QUANDO DEUS SE TORNA CABO ELEITORAL
José
Aristides da Silva Gamito
Há
um ditado popular que diz que “futebol, política e religião não se discutem”.
Mas o debate é inevitável, principalmente, quando se trata da relação entre
política e religião. Não tem como separar o crente do político. O que é
necessário é estabelecer o limite, o espaço e os parâmetros desta relação. Além
de assumir o compromisso de um debate respeitoso, é claro!
Se
há um problema grave atualmente provocado pelos setores conservadores católicos
e evangélicos neopentecostais é levar Deus para o centro do debate político como
se fosse um cabo eleitoral. Ignorando o Estado laico e a pluralidade no espaço
democrático, esses cristãos tornam a religião uma condição indispensável para
ser candidato. A competência técnica e a ética exigidas para desempenhar um
cargo eletivo não passa necessariamente pela confissão de alguma fé. Há uma mistura
entre o homem público e o homem cristão.
O
mais grave é quando o fundamentalismo religioso, o moralismo conservador, tudo passa
a se impor e a ameaçar a democracia. Além das falsas notícias, interpretações
fundamentalistas e fantasmas ideológicos são apresentados como justificativa
para se votar em algum candidato. O texto bíblico sofre violências
interpretativas para fundamentar posturas violentas e discriminatórias.
Na
impossibilidade de diálogo entre projetos políticos de direita e de esquerda,
corremos o risco de perder agendas políticas importantes para assegurar a
dignidade e os direitos dos cidadãos. Há valores fundamentais que não são propriedades
do liberalismo ou do socialismo. Mas que alguns setores ignoram porque são “bandeiras”

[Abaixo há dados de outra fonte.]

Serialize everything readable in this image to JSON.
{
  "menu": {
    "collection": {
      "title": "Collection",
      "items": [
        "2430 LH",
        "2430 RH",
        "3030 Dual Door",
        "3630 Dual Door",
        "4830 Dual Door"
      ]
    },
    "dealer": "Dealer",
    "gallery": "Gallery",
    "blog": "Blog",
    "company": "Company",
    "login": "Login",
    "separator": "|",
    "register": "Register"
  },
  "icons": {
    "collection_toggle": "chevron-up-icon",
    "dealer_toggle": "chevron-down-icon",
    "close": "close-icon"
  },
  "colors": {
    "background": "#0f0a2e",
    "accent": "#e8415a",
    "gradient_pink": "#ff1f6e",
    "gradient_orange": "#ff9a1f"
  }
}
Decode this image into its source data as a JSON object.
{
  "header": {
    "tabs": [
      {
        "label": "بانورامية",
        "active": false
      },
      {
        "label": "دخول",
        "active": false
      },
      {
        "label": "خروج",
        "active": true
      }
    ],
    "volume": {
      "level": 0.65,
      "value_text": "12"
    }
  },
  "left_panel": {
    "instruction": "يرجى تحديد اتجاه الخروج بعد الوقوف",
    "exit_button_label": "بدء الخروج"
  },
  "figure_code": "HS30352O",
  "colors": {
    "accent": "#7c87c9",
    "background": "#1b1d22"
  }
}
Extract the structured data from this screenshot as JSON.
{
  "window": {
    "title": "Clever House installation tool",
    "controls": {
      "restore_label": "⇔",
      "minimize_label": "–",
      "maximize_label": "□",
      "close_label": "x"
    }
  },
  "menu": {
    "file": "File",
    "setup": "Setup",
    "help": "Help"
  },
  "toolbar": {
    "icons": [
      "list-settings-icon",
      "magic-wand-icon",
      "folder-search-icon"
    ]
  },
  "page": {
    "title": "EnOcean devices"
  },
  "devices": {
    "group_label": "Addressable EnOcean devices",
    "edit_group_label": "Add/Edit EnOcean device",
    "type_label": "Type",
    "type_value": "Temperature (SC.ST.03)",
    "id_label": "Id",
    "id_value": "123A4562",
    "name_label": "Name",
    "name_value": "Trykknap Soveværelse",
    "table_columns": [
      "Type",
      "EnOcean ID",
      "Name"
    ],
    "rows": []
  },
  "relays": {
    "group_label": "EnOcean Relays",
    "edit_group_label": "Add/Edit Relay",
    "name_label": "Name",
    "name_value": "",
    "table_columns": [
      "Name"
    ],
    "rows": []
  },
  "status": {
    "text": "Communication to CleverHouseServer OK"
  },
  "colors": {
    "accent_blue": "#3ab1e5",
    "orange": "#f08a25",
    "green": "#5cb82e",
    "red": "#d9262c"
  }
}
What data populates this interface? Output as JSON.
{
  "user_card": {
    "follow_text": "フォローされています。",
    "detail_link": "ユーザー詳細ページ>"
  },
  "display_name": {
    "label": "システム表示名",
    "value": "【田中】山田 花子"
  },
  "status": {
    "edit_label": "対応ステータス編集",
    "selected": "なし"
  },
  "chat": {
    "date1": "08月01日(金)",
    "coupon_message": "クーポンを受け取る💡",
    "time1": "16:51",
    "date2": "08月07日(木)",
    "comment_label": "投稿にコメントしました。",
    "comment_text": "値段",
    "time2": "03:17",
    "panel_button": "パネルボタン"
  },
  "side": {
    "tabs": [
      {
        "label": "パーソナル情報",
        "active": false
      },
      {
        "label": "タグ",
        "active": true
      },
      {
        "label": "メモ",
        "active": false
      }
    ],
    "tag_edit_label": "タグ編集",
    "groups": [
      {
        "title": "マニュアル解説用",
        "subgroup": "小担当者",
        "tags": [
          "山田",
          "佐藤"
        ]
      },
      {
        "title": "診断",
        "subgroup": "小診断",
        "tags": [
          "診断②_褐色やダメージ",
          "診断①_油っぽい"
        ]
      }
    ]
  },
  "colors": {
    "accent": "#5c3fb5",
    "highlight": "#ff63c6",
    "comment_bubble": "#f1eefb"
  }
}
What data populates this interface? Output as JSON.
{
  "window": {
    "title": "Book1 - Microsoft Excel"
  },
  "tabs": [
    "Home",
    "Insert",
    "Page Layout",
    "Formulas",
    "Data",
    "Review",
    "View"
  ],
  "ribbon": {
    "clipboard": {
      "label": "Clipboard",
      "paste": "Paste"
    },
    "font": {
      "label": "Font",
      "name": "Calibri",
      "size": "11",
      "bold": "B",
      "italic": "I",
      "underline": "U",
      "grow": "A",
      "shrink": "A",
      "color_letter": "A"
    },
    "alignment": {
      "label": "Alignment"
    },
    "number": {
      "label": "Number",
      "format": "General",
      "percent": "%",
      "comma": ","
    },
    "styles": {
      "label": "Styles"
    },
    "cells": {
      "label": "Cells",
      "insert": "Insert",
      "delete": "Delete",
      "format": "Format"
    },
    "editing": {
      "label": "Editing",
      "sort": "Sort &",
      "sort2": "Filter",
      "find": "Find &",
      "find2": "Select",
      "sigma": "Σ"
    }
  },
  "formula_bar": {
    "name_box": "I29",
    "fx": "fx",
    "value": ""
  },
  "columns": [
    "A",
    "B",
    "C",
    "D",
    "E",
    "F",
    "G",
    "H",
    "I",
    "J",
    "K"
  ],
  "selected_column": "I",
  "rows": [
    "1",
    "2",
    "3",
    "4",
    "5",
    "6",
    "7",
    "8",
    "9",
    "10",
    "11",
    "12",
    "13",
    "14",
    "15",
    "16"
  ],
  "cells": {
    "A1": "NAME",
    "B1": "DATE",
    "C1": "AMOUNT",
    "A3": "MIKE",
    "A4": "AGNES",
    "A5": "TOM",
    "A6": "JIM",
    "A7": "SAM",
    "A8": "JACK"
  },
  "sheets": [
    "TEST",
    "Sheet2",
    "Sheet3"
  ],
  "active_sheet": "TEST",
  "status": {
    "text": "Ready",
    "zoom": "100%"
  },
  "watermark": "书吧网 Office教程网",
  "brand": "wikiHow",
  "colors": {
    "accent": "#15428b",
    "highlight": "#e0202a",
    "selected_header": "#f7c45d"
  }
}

do adversário. Quando algum grupo divide a sociedade entre aqueles que votam no
“projeto de Deus” e aqueles que não votam, corre o risco de menosprezar as
reivindicações dos outros por rotulá-los de “inimigos de Deus”. A imposição de
ideologias como se fossem a genuína Palavra de Deus gera, na verdade, uma
violência contra o direito de muitos concidadãos.
A
utilização do fundamentalismo religioso como força motriz para a eleição de um
candidato além de ser prejudicial para a democracia, é também para as comunidades
religiosas. Quando cristãos reduzem ou identificam a vontade de Deus com um
candidato e este acaba por cometer uma falha grave, a credibilidade da religião
é afetada juntamente. O discurso
religioso é um horizonte ideal, imaculado, mas quando se torna prática
encarnada no partido ou no candidato quebra o encanto e pode causar muitos
malefícios. Afinal, o que precisa ficar claro é que, na democracia, o crente
pode ser político, mas o político não tem de ser necessariamente crente.
Com
moderação e diálogo a gente avança, mas se abandonarmos a racionalidade em
benefício do sectarismo e do fundamentalismo só iremos aprofundar mais as
crises deste país.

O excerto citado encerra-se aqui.